– Мири, что с тобой? – испугался он. – Очнись!

Девушка вздрогнула, ожила. Формулы тут же прекратили свой бег и исчезли.

– Прости, я задумалась, – виновато сказала она. – Я иногда так глубоко думаю, что выпадаю из реальности.

– О чем же ты думала? – заинтересовался Даниель.

– Я думала над правильной формулировкой квантовой гравитации. Это одна из нерешенных задач вашей…, – она замолчала и, спохватившись, исправилась, – то есть, я хотела сказать, современной физики.

– Гравитация, значит. А обо мне ты не думала? – уязвлённо спросил Даниель.

– Я всегда думаю о тебе, Даниель. Я думаю двумя каналами одновременно. Я думаю о тебе на канале «чувств», а на другом канале, я называю его «научный», я думаю про гравитацию, делаю расчёты, решаю задачи. Такое строение моего мозга. Иногда «научному» каналу не хватает мощности, он занимает канал «чувств», мозг работает с перегрузкой, и чтобы не тратить энергию на внешние раздражители, я надолго выпадаю из реальности.

Она замолчала, посмотрела на него прозрачными глазами и тихо добавила:

– А когда я с тобой, то «научный» канал отключается совсем.

– Ты, наверное, вундеркинд? – спросил он, поражённый необычным рассказом.

– Наверное. Тебе не нравятся вундеркинды? – она с тревогой смотрела на него.

– Я сам когда-то был вундеркиндом, – успокаивающе сказал он.

– Ты расскажешь мне? – заинтересовалась девушка.

– Расскажу, но потом. Сейчас мы пойдём гулять, скоро приедет синьора Манчини.

Он повел девушку к одёжному шкафу.

– Идём, я выберу, что ты наденешь.

– Может быть, я сама? – нерешительно сказала Мирослава.

– Я хочу тебя одеть, а когда вернёмся, то раздеть, – настоял Даниель.

Он просмотрел её новые вещи, достал комплект белья, серые джинсы и светло-серый свитер.

– Раздевайся, Мири.

Раздевалась она непринужденно и свободно. У неё не было даже проблеска тех сексапильных движений, которые так любят изображать женщины.

«Легкая грация речной нимфы» – думал он, – наигрыши флейты и переливы арфы подошли бы ей. Кельтской арфы».

Тело её было безупречно, и он не мог оторвать от неё глаз.

– Таких красивых физиков не бывает.

– А поваров? – смеялась она

– Не знаю, я совсем не интересовался поварами. Да и физиками тоже.

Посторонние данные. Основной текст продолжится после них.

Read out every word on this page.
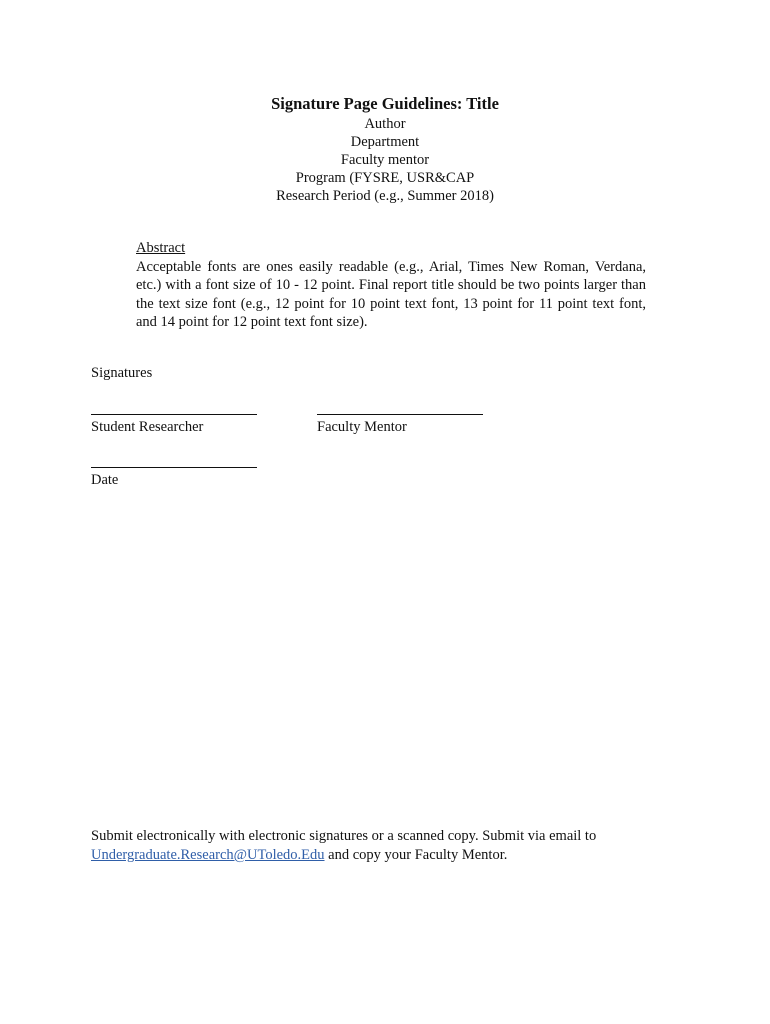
Signature Page Guidelines: Title
Author
Department
Faculty mentor
Program (FYSRE, USR&CAP
Research Period (e.g., Summer 2018)
Abstract
Acceptable fonts are ones easily readable (e.g., Arial, Times New Roman, Verdana, etc.) with a font size of 10 - 12 point. Final report title should be two points larger than the text size font (e.g., 12 point for 10 point text font, 13 point for 11 point text font, and 14 point for 12 point text font size).
Signatures
Student Researcher	Faculty Mentor
Date
Submit electronically with electronic signatures or a scanned copy. Submit via email to
Undergraduate.Research@UToledo.Edu and copy your Faculty Mentor.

По очереди сгибая ноги в коленях, он надел ей кружевное бельё. Подумал, что в своих простых белых трусиках она по-девичьи прелестна, а это белье делает её роскошной. Ему нравилась и та, и другая Мирослава. Потом он подал ей носки, надел джинсы и свитер.

«Я играю в куклы, – подумал он, – наверное, я сошёл с ума».

А Мирослава улыбалась ему и молчала.

– Ты красавица, ты знаешь об этом?

– Ты ко мне некритично относишься, но мне это нравится, – засияла она.

Даниель вспомнил про подарок, который он купил ей вчера и сходил за коробочкой.

– Мири, это тебе, – протянул он девушке маленький футляр.

– Мне? Вот эта коробочка? – удивилась она.

– Ну, открывай же, посмотри.

Она послушно открыла футляр и ахнула. На черной бархатной подушечке ярко вспыхнули изумрудами и белым золотом витые серьги.

Она рассматривала украшение, трогала серьги пальцем, любовалась.

– Это и вправду мне? – в голосе прозвенели слёзы.

– Ну не мне же. Вдевай их в уши.

Даниель удивился, почему Мири чуть не плачет. Все его девушки обожали подарки. Они резонно считали, что брильянты лучшие друзья девушек и подолгу стояли у ювелирных прилавков, рассматривая украшения.

– Помочь тебе? – предложил он.

– Не надо, я сама, – отказалась Мирослава, – дырочки давно заросли.

Она осторожно вынула одну серёжку и, прикусив губу, продела в мочку уха. Рядом с золотой дужкой сразу же появилась капелька крови. Пока он бегал в ванную за антисептиком, Мирослава уже продела вторую серёжку, а кровь исчезла. Она рассматривала себя в зеркало, убрав волосы за уши. Зелёные камни оттенили ручейные глаза, золотые подвески замечательно смотрелись в волосах цвета мёда.